Awell - [US] Orchestration - GraphQL API outage – Incident details

[US] Orchestration - GraphQL API outage

Resolved
Major outage
Started 5 months agoLasted about 1 hour

Affected

Production - US

Operational from 8:23 AM to 8:23 AM, Major outage from 8:23 AM to 9:17 AM, Operational from 9:17 AM to 9:17 AM

[US] Orchestration - GraphQL API

Operational from 8:23 AM to 8:23 AM, Major outage from 8:23 AM to 9:17 AM, Operational from 9:17 AM to 9:17 AM

Updates
  • Update
    Update

    We’re happy to let you know that we’ve wrapped up all the steps to fix the recent outage. Our team has identified and resumed 26 stuck care flows.

    Here’s what we’ve done:

    1. Fixing Bottlenecks: We found the root causes of the bottlenecks and made the necessary changes to sort them out.

    2. Better Alerts: We’ve set up new alerting policies that will notify us proactively if something similar happens again.

    3. Improved Recovery: We’ve added more recovery strategies to make sure care flows don’t get stuck after incidents like this.

    Thank you for your patience and understanding as we worked through this.
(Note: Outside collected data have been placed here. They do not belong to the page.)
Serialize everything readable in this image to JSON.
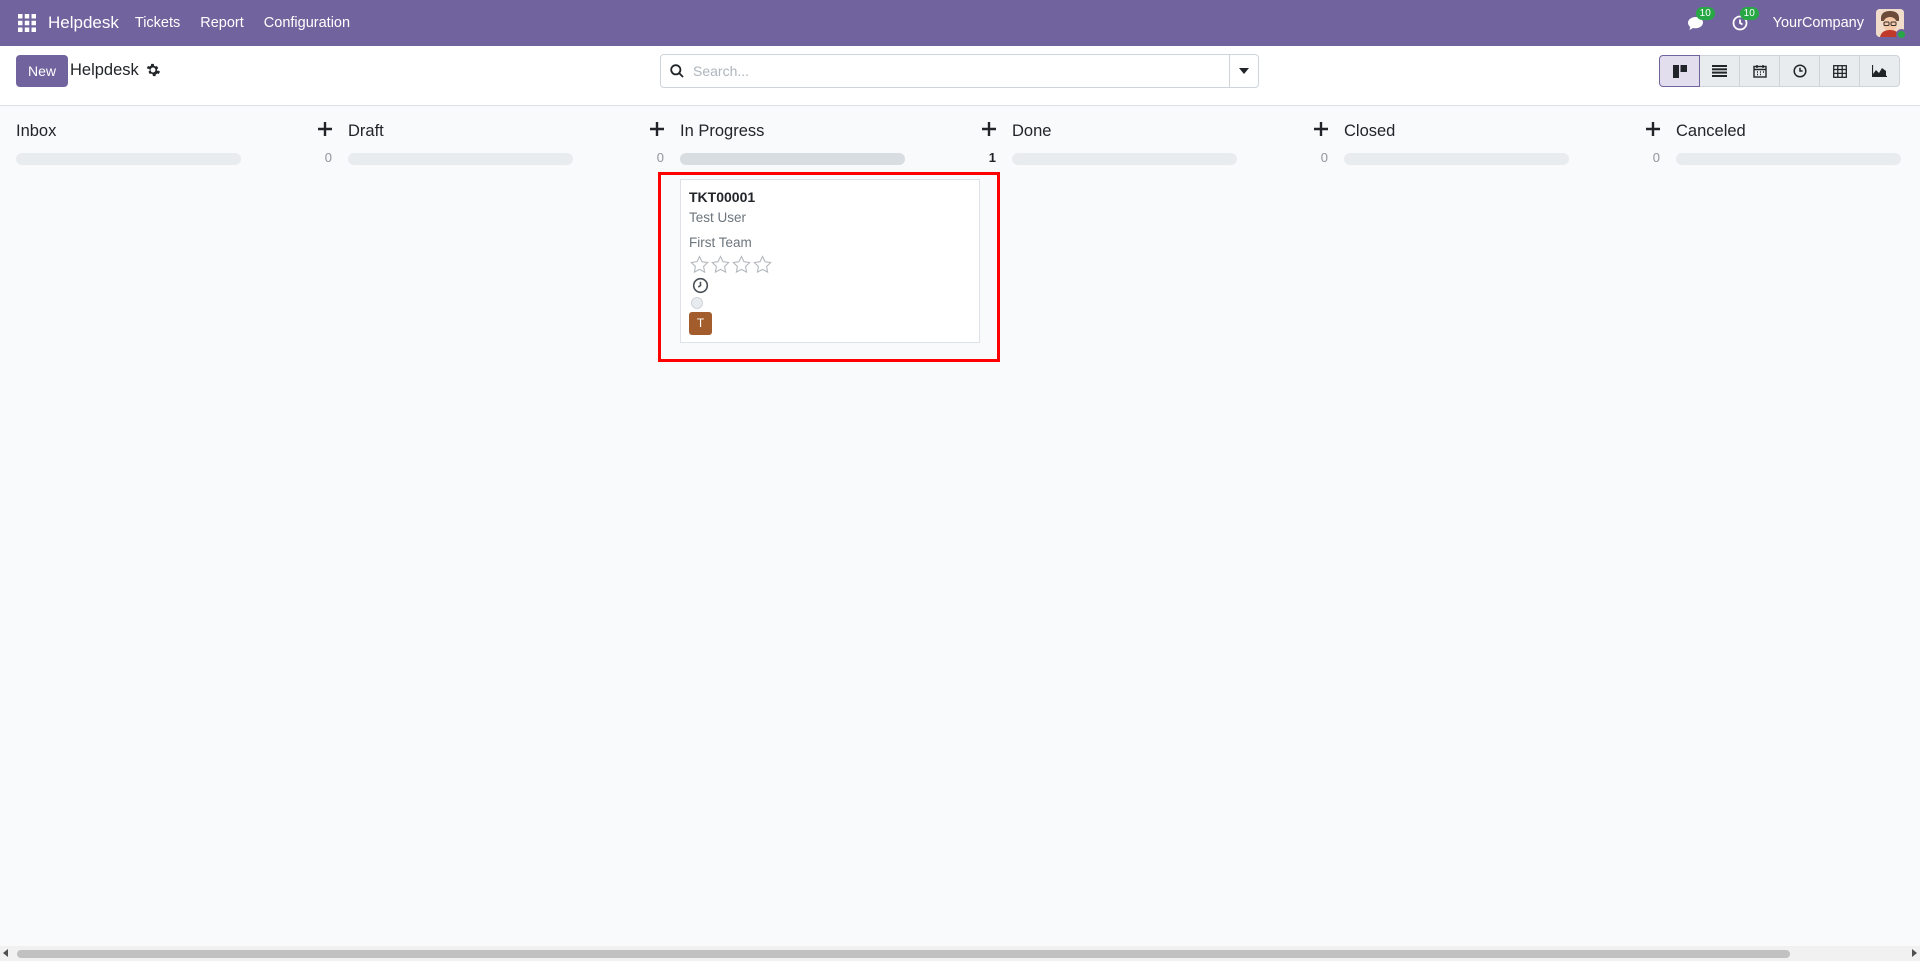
{
  "navbar": {
    "brand": "Helpdesk",
    "menu": [
      "Tickets",
      "Report",
      "Configuration"
    ],
    "messages_badge": "10",
    "activities_badge": "10",
    "company": "YourCompany",
    "bg_color": "#71639e"
  },
  "control_panel": {
    "new_label": "New",
    "breadcrumb": "Helpdesk",
    "search_placeholder": "Search...",
    "views": [
      "kanban",
      "list",
      "calendar",
      "activity",
      "pivot",
      "graph"
    ],
    "active_view": "kanban"
  },
  "kanban": {
    "columns": [
      {
        "title": "Inbox",
        "count": "0"
      },
      {
        "title": "Draft",
        "count": "0"
      },
      {
        "title": "In Progress",
        "count": "1"
      },
      {
        "title": "Done",
        "count": "0"
      },
      {
        "title": "Closed",
        "count": "0"
      },
      {
        "title": "Canceled",
        "count": ""
      }
    ],
    "card": {
      "id": "TKT00001",
      "user": "Test User",
      "team": "First Team",
      "stars": 0,
      "assignee_initial": "T",
      "assignee_color": "#a35d2c"
    }
  },
  "colors": {
    "highlight": "#ff0000",
    "accent": "#71639e"
  }
}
We’re committed to providing you with reliable service and will continue to improve our systems.

  • Update
    Update

    An unexpected increase in the usage of the product put two key systems under stress (Message broker and Application database). We have identified what caused the bottleneck in each system (memory leak in the message broker, throttled CPU in the application database) and made the necessary changes to remove them.

    In addition, we've created new alerting policies that will proactively inform us should a similar scenario play out. This will enable us to take mitigation actions early enough to prevent system failures.

    We are still investigating the impact of this incident and will post another update when it has been identified.

  • Update
    Update

    The team is investigating the root cause to ensure the issue does not reoccur. Further updates will be provided once the investigation is complete.

  • Resolved
    Resolved

    [US] Orchestration - GraphQL API is now operational! This update was created by an automated monitoring service.

  • Investigating
    Investigating

    [US] Orchestration - GraphQL API cannot be accessed at the moment. This incident was created by an automated monitoring service.